The global dairy sector is a large agricultural carbon emitter. Within dairy supply chains – depending in how much detail they are measured – farm operations contribute the great majority of Co2e emissions, largely as enteric methane (burps) or in manure and feed supplied.
The net zero mission has seen a lot of focus and debate on the comparative emissions intensity of different countries and farming systems – debate as to the best way to measure that impact, and which producers have the lowest intensity – but these debates distract from the massive challenge of reducing dairy’s absolute emissions.
GHG emissions will be measured by country, sector and supply chain.
The global dairy industry signed up to the net zero initiative, while major processors and brand owners have set emission reduction targets for 2030 on the way to net zero by 2050 – with varying degrees of challenge. While emissions in processing, transport and retail will likely be mitigated and even earn credits in the medium term, despite a rush of innovations in feed types, and genetic development, it is highly improbable that most dairy farming systems can eliminate emissions. Large unknowns regarding the scope for uniform treatment of soil carbon and the debates over different treatments of GHGs remain unsolved.
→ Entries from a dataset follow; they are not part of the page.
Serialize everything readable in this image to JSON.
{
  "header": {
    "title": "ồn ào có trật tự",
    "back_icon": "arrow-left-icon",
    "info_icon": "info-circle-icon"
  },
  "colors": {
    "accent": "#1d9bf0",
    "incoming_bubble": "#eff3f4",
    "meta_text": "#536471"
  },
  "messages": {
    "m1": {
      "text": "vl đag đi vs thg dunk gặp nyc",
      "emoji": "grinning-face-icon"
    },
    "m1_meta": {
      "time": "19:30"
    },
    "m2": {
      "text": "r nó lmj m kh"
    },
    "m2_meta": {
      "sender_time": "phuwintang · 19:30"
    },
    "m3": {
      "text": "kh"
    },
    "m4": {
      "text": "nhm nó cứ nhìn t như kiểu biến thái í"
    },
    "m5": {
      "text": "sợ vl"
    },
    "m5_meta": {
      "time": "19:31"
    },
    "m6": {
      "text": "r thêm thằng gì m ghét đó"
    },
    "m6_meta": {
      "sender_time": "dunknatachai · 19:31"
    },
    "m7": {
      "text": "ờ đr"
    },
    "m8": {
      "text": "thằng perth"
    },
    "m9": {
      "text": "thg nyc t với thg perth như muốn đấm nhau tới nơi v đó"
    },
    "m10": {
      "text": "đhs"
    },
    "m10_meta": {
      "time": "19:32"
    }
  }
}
Carbon market development creates vast opportunities, not limited to commercial and scientific innovation, from farm inputs all the way to the consumer’s table. These are likely to take form in nature-based and engineered GHG-avoidance and removal with varying incentives.
Emissions will be allowable with the assignment or purchase of credits, priced through emissions trading systems that are now expanding in relevance.
What does this impact?
The pressure to reduce emissions on farm through changes to production systems and the imposition of cost will inevitably put downward pressure on milk production. Our LongView scenarios cater for this to be modelled through 2035 with consequential impacts on milk and product availability.
This analysis will evolve. The impact of differing carbon values assigned to milk and dairy production is likely to impact trade and competitiveness of exporters.